Table 4: Best Performance per Model and Dataset

Table 4. Best Performance per Model and Dataset on Turkish BEIR Benchmarks.

Our Mind

With TurkColBERT, we introduced the first benchmark directly comparing dense and late-interaction retrieval models for Turkish information retrieval. Late-interaction models proved more effective overall. Among them, ColmmBERT-base-TR achieved the strongest results—up to +87% mAP improvement on domain-specific tasks like financial QA.

These models also proved remarkably efficient. This demonstrates that scalable, low-latency Turkish retrieval is not only possible but practical for real-time applications.
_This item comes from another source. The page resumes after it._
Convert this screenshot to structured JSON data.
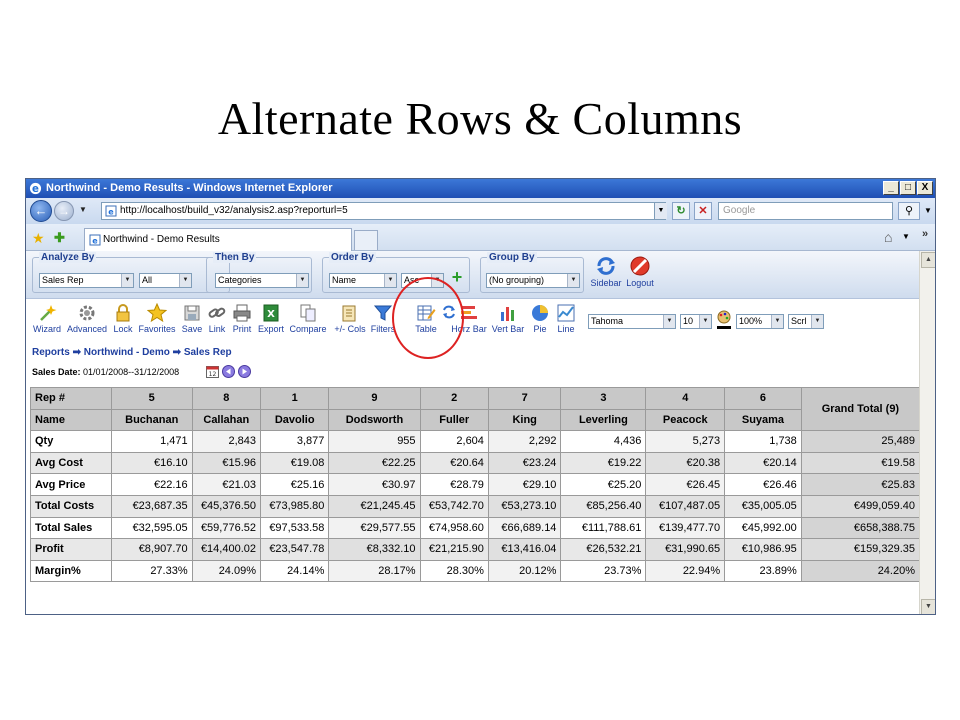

Looking ahead, we aim to extend TurkColBERT with larger native Turkish corpora, hybrid sparse–dense models, and morphology-aware tokenization. Developing native Turkish IR benchmarks and exploring distillation for ultra-light models remain key next steps toward accessible, high-quality IR for low-resource languages.

Key Takeaways

  • First comprehensive Turkish IR benchmark of dense vs. late-interaction across 5 BEIR-style datasets; all checkpoints/configs/scripts publicly released.
  • Pipeline: specialize encoders on AllNLI-TR/STSb-TR, convert to ColBERT via PyLate on MS MARCO-TR, and serve efficiently with MUVERA.
  • Results: Late-interaction (ColmmBERT) generally best—ColmmBERT-base-TR leads most sets; e5-large wins only on Arguana-TR; small ColmmBERT keeps ~97.5% of base at ~45% compute; hash-nano keeps ≥71% of e5-large at ~600× fewer params.
  • Efficiency: MUVERA gives 3–5× faster search than PLAID, with ~0.54–0.72 ms/query (pure) and ~27–35 ms with rerank vs. ~73–124 ms for PLAID, plus slight mAP gains.
  • Takeaways/limits: Use late-interaction + MUVERA(+Rerank) for best quality–latency; pick ColmmBERT-small-TR for tight budgets; limits include modest, partly translated corpora and limited model families; future work targets larger native data, morphology-aware tokenization, cross-lingual training, and hybrid systems.